The Special Prosecutor’s Office for Social and Political Movements of the Past (FEMOSPP) estimates that around 3,000 people were killed or disappeared, another 3,000 were imprisoned and up to 7,000 suffered some kind of torture.

This period of state terrorism, known as Mexico’s Dirty War, is still mired in impunity for the perpetrators, and family members and victims are seeking justice and answers to this day. 

One such victim of state repression is Alicia de los Rios Merino, whose case against the military brought about the court’s decision to order that SEDENA refrain from getting rid of or hiding documents related to the Dirty War. 

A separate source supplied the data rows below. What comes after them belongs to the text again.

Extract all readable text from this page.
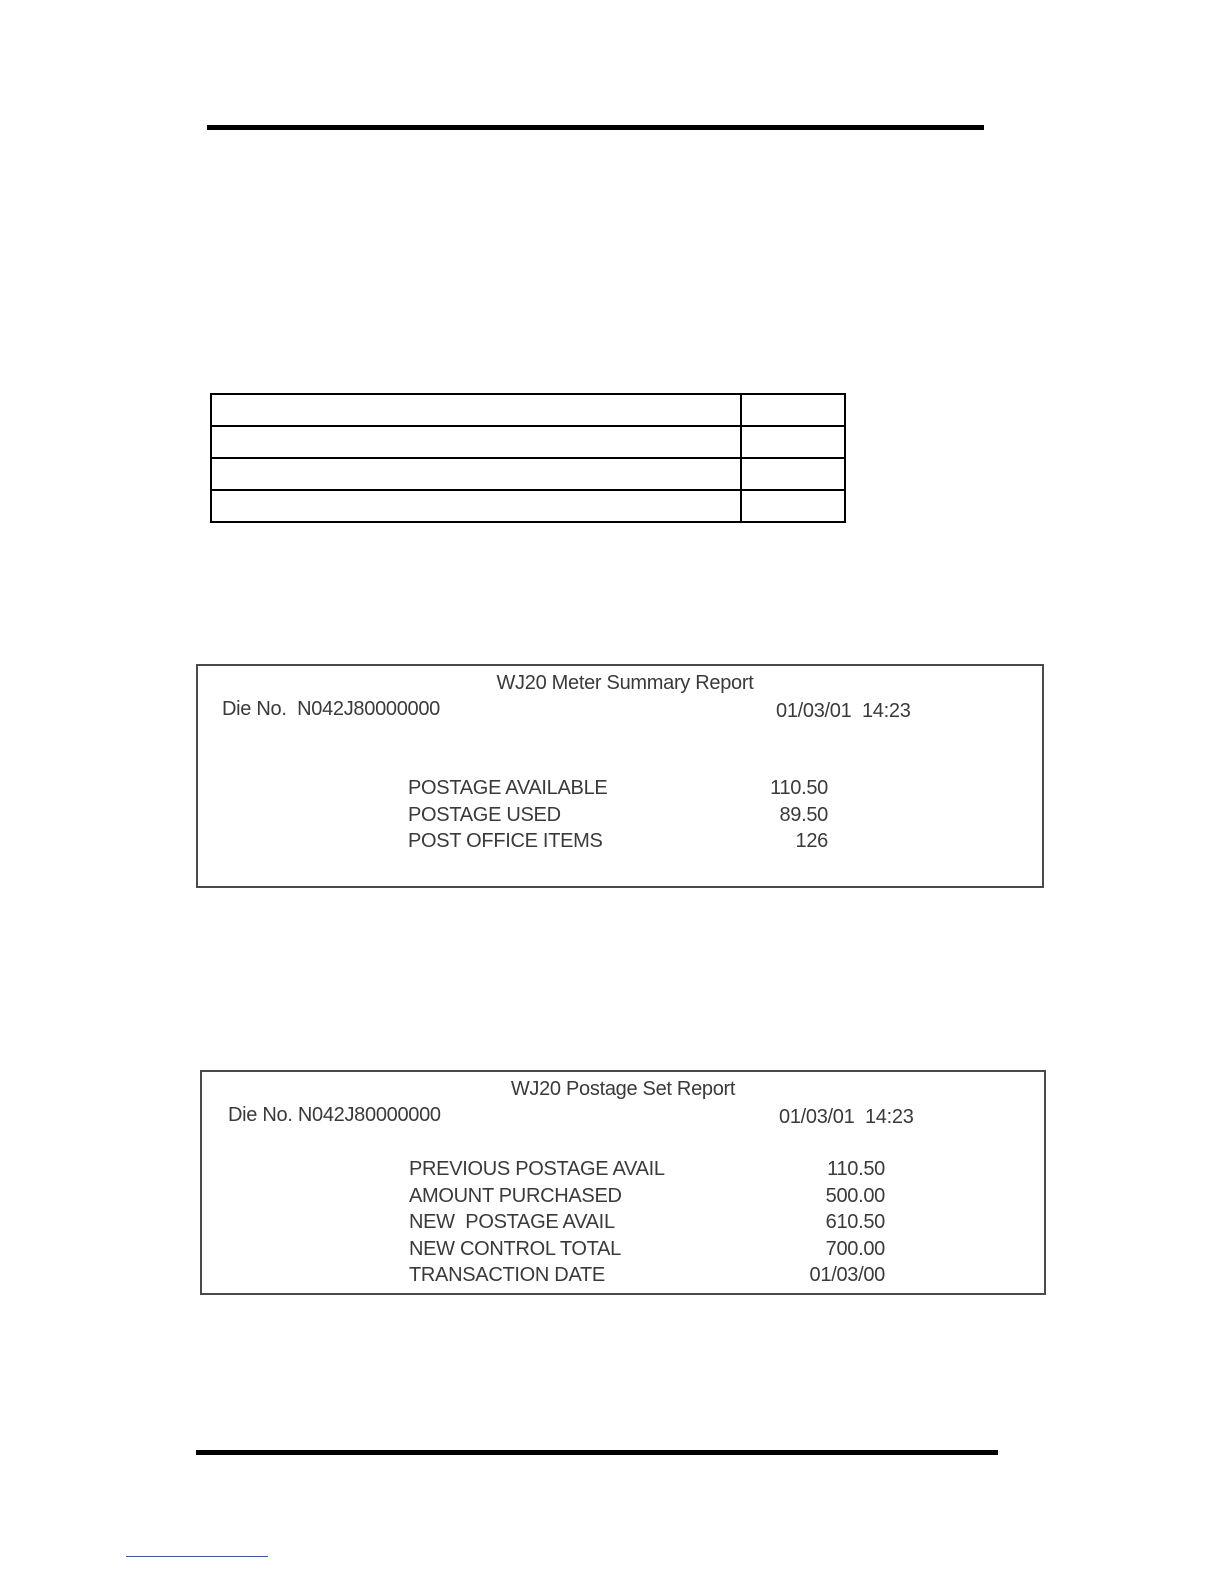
WJ20 Meter Summary Report
Die No. N042J80000000	01/03/01  14:23
POSTAGE AVAILABLE	110.50
POSTAGE USED	89.50
POST OFFICE ITEMS	126
WJ20 Postage Set Report
Die No. N042J80000000	01/03/01  14:23
PREVIOUS POSTAGE AVAIL	110.50
AMOUNT PURCHASED	500.00
NEW  POSTAGE AVAIL	610.50
NEW CONTROL TOTAL	700.00
TRANSACTION DATE	01/03/00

Rios Merino’s mother (who went by the same name as her daughter) was a member of the September 23rd Communist League, a now-defunct Marxist-Leninist urban guerrilla movement. On January 5, 1978, the elder Rios Merino was allegedly picked up by the Crime Prevention Investigation Division, a military unit reportedly responsible for forced disappearances at that time, and has not been seen since.

Rios Merino, supported in her trial by human rights groups Centro Prodh and Article 19, filed an appeal in September 2023 to insist that the military not destroy or hide evidence related to her mother’s disappearance. 

In October of last year, a provisional ruling was handed down by a judge compelling SEDENA not to destroy evidence, but the January 18 ruling was definitive

“Thanks to CentroProdh and article19mex for this new effort to shed light on the truth of counterinsurgency in Mexico. We team up with the MEH. Enough of state complicity and concealment suffered for decades,” wrote Rios Merino on her X account. 

Centro Prodh and Article 19 celebrated the judge’s ruling by issuing a joint statement.
“This resolution recognizes that relatives of disappeared people, such as Alicia de los Ríos Merino, have the right to claim through the appeal SEDENA’s resistance to open its files, as well as to oppose the manipulation and destruction of documents that are key to reconstruct the truth, identify those responsible and obtain elements for the search of the disappeared persons,” read the joint statement.